El Salvador Passes Bill to Pave the Way for Issuance of Bitcoin Bonds
El Salvador's legislative body has taken a crucial step forward in the issuance of the country's bitcoin bonds that were supposed to launch early last year. It passed a bill that will establish a legal framework for all digital assets that are not bitcoin and will open doors for President Nayib Bukele's bitcoin bonds.
The plan entails issuing $1 billion in bonds on Blockstream's Liquid Network and investing half of the funds in bitcoin and the other half in the infrastructure necessary to develop the bitcoin industry in El Salvador. The bonds would also offer a 6.5% yield and provide a quick path for investors to acquire citizenship in the country.
Withdrawals of Staked Ether Are Closer
After successfully implementing the Merge in September last year, the next move for Ethereum is to enable withdrawals of staked ether, which will occur in a hard fork called Shanghai. This week, developers said they plan to release a public test network for the Shanghai upgrade by the end of February.

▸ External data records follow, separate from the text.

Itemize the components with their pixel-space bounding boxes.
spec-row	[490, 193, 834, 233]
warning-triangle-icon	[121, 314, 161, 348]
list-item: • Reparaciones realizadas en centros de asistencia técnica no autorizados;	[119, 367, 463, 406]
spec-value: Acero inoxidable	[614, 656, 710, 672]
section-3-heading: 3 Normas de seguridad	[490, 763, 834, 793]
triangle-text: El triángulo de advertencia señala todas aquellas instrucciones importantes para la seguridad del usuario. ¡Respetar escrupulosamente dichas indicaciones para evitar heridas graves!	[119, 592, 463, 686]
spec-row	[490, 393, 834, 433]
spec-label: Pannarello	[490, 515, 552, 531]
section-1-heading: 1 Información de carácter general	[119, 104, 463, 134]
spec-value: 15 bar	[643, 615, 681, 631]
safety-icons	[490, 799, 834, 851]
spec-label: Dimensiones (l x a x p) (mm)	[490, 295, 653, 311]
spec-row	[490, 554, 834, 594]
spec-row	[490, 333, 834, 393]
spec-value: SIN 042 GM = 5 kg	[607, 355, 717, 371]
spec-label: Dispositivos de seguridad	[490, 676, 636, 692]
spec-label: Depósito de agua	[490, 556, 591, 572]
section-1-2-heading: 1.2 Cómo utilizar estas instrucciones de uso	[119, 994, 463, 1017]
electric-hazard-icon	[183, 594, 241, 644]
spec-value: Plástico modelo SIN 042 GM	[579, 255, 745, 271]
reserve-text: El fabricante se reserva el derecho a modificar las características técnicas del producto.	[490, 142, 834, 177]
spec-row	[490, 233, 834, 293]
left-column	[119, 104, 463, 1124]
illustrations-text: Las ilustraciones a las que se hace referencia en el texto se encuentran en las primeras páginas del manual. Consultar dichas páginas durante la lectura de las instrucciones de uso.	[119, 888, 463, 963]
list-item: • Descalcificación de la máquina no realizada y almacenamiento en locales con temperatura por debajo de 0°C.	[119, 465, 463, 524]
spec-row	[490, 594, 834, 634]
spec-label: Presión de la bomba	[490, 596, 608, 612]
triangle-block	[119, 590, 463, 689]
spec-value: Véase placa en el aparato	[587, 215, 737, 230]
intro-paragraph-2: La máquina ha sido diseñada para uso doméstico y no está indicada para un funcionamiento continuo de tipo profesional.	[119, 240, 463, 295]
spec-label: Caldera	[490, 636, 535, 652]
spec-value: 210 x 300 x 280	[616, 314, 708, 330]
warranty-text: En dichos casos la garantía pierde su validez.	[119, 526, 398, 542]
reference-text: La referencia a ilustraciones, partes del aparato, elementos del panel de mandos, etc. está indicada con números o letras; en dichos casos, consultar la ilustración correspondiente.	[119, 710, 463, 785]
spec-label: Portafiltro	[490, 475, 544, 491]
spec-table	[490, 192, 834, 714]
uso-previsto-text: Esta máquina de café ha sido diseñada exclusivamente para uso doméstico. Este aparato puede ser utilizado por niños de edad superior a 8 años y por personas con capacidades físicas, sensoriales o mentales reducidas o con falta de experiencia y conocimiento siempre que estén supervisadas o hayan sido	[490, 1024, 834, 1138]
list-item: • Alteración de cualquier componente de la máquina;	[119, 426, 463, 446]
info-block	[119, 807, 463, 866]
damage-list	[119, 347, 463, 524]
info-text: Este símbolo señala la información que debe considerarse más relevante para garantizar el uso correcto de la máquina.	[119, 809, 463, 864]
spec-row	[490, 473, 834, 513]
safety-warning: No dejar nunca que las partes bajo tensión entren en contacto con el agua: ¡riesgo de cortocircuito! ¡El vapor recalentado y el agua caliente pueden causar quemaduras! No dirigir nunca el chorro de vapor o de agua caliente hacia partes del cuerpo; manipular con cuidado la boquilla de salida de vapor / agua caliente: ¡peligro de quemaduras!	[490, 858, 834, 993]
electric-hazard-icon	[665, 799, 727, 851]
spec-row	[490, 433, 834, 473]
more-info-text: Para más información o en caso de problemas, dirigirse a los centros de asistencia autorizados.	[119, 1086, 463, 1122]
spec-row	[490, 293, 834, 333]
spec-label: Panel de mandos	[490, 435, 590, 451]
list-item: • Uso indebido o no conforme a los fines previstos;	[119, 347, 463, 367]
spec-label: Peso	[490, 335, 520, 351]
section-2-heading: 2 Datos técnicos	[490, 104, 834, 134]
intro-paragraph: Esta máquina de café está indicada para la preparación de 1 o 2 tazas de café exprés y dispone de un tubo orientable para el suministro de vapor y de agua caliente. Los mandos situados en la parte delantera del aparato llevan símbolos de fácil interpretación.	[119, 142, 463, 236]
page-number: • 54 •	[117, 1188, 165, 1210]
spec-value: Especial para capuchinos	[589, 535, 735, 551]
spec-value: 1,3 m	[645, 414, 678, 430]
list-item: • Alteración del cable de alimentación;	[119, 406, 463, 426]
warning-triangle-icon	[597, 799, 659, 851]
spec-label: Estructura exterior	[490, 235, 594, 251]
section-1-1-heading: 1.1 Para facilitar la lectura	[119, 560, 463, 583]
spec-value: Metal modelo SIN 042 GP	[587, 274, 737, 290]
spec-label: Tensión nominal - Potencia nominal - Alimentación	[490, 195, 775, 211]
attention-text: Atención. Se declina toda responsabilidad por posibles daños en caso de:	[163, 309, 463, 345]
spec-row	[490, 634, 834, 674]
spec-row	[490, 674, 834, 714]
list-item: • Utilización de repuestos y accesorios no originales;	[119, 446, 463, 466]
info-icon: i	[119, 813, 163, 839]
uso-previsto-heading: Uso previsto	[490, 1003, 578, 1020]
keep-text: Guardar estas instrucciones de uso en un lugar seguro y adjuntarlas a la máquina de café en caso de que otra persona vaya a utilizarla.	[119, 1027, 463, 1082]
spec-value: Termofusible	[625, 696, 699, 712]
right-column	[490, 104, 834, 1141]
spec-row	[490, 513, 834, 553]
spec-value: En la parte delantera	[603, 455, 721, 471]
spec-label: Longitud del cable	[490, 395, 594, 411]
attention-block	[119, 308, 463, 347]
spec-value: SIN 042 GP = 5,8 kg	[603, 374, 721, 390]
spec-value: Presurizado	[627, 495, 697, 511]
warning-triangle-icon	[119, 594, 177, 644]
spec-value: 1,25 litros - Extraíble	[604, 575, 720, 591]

The upcoming withdrawals caused a wave of optimism for the issuers of ether liquid staking derivates. The tokens of Lido and Rocket Pool have jumped 36% and 27% respectively in the last seven days.
FUN BITS
A Song A Day Mann Music Video!
Vertical Dream, which describes itself as an entertainment company “exploring the boundaries of creative content and immersive digital experiences,” made a music video for a song called “GM,” by Jonathan Mann or Song a Day Mann. In case you didn’t know, he’s been making a song a day for 13 years and now sells them daily as NFTs!
The video kicks off with someone moving out of their house because they were “rekt”, and shows a moving truck whose number is 1-800-RUGGED.
“Terra/LUNA brought us crashing to the ground and the FED raised rates and kicked us when we were down,” go the lyrics.